Décret n°57-245 du 24 février 1957 relatif à la réparation et la prévention des accidents du travail et des maladies professionnelles dans les territoires d'outre-mer

Version en vigueur au 12/05/2026Version en vigueur au 12 mai 2026

ChronoLégi l'accès au droit dans le temps

  • Article 45

    Version en vigueur depuis le 26/09/1958Version en vigueur depuis le 26 septembre 1958

    Modifié par Ordonnance n°58-875 du 24 septembre 1958, v. init.
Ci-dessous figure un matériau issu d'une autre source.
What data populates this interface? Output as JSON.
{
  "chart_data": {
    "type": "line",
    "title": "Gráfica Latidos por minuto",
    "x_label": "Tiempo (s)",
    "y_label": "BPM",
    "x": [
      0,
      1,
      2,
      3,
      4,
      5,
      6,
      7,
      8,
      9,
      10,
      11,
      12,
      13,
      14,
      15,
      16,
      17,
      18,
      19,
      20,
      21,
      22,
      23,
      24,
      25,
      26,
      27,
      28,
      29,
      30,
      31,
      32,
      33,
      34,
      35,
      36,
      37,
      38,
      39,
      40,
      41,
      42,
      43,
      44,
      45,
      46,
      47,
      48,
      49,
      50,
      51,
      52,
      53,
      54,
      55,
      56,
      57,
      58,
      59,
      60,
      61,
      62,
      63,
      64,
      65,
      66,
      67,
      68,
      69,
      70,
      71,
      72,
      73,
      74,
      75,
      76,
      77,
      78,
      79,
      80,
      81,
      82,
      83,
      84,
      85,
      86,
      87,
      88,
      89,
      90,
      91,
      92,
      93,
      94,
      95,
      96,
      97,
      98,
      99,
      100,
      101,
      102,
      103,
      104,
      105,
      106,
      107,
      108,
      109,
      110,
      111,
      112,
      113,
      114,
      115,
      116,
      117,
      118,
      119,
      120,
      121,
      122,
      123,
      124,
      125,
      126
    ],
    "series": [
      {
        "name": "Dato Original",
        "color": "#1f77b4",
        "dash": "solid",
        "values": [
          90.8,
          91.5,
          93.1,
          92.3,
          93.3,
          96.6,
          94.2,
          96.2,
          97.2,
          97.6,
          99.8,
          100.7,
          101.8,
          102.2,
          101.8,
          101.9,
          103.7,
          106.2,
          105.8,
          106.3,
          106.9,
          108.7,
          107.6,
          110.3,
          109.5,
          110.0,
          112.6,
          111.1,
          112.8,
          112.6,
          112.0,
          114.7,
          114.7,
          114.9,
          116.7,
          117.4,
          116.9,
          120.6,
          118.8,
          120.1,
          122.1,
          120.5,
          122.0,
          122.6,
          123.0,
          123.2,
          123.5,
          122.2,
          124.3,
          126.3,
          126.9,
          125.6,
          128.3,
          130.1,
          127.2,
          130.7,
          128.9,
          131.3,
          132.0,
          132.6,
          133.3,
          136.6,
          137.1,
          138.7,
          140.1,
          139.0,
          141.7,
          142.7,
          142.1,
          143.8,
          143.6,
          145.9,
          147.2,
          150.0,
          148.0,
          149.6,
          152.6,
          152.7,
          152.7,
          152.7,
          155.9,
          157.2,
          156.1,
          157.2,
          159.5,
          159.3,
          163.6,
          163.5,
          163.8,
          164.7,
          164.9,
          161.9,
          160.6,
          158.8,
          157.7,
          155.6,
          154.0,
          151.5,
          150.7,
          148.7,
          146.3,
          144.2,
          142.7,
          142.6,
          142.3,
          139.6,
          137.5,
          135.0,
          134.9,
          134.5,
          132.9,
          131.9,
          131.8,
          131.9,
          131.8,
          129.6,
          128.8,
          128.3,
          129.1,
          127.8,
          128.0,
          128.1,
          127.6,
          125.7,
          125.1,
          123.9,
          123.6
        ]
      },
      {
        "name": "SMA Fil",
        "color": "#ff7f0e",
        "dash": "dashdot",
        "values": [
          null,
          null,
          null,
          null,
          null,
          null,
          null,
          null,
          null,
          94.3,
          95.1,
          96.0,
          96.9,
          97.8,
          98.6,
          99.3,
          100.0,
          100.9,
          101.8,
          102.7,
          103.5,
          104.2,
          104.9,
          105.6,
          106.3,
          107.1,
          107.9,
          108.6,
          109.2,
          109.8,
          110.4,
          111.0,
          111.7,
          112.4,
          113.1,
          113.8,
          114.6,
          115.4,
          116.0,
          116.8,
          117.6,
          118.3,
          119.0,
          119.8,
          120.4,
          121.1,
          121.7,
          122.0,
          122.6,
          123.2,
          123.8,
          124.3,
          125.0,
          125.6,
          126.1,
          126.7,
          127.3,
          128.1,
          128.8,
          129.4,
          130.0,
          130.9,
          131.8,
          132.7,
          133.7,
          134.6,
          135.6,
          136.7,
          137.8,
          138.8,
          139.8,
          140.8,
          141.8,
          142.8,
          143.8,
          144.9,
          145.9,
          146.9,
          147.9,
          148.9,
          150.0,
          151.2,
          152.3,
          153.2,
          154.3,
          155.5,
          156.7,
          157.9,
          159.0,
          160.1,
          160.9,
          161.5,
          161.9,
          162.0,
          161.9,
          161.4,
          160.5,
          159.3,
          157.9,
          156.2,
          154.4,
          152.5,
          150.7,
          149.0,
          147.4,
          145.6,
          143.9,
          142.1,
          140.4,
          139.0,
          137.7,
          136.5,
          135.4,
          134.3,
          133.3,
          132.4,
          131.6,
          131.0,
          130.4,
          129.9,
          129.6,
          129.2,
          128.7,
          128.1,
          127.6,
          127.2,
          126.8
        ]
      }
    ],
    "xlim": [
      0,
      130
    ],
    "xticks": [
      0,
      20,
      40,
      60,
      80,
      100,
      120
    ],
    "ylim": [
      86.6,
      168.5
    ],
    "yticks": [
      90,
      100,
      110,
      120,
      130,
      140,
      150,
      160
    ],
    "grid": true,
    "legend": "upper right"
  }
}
    Dans le cadre de la politique de prévention, d'hygiène et de sécurité, d'action sanitaire et sociale en faveur des travailleurs, définie par le chef de, territoire en conseil de gouvernement, les organismes assureurs qu'il s'agisse des caisses de compensation des prestations familiales ou d'entreprises régies par le décret du 14 juin 1938, doivent :

    Recueillir, pour les diverses catégories d'établissements, tous renseignements, permettant d'établir les statistiques des accidents du travail et des maladies professionnelles en tenant compte de leurs causes et des circonstances dans lesquelles ils sont survenus, de leur fréquence et de leurs effets, notam­ment de la durée et de l'importance des incapacités qui en résultent ;

    Procéder ou faire procéder à toutes enquêtes jugées utiles en ce qui concerne l'état sanitaire et social, les conditions d'hygiène et de sécurité des travailleurs ;

    Vérifier, sous le contrôle de l'inspecteur du travail et des lois sociales, si les employeurs observent les mesures d'hygiène et de prévention prévues par la réglementation en vigueur ;

    Recourir à tous les procédés de publicité et de propagande pour faire connaître, tant dans les entreprises que parmi la population, les méthodes de prévention ;

    Favoriser, par des subventions ou avances, l'enseignement de la prévention ;

  • Article 46

    Version en vigueur depuis le 01/03/1957Version en vigueur depuis le 01 mars 1957

    Les caisses de compensation des prestations familiales peuvent consentir aux entreprises des subventions ou avances en vue :

    De récompenser toute initiative en matière de prévention, d'hygiène et de sécurité ;

    D'étudier et de faciliter la réalisation d'aménagements destinés à assurer une meilleure protection des travailleurs :

    De créer et de développer des institutions, œuvres ou services dont le but est de susciter et de perfectionner les méthodes de prévention, de réadaptation et de rééducation, les conditions d'hygiène et de sécurité et, plus généralement, l'action sanitaire et sociale.

    Les conditions d'application du présent article, et notamment le mode de remboursement des avances consenties par les caisses sont fixés par arrêté du chef de territoire en conseil de gouvernement après avis de l'assemblée territoriale.

  • Article 47

    Version en vigueur depuis le 01/03/1957Version en vigueur depuis le 01 mars 1957

    Pour toutes les questions concernant la prévention, l'hygiène et la sécurité des travailleurs, le conseil d'administration de la caisse de compensation des prestations familiales s'adjoint, à titre consultatif, des personnes choisies en raison de leur compétence technique, médico-sociale ou de leur activité professionnelle.


    Il peut en outre procéder au recrutement sur contrat, après accord de l'inspecteur du travail et des lois sociales, des spécialistes dont les services concourront à l'efficacité de l'action entreprise dons les domaines techniques.

  • Article 48

    Version en vigueur depuis le 01/03/1957Version en vigueur depuis le 01 mars 1957

    En vue de prévenir certaines maladies professionnelles, des délibérations de l'assemblée territoriale. sur proposition conjointe de l'inspecteur du travail et des lois sociales et du directeur local de la santé publique, pourront déterminer les mesures prophylactiques, mises à la charge des employeurs, qui seront rendues obligatoires pour les travailleurs d'une même branche d'activité et d'une même zone géographique.

  • Article 49

    Version en vigueur depuis le 01/03/1957Version en vigueur depuis le 01 mars 1957

    Le présent titre entrera en vigueur à une date fixée par délibération de l'assemblée territoriale.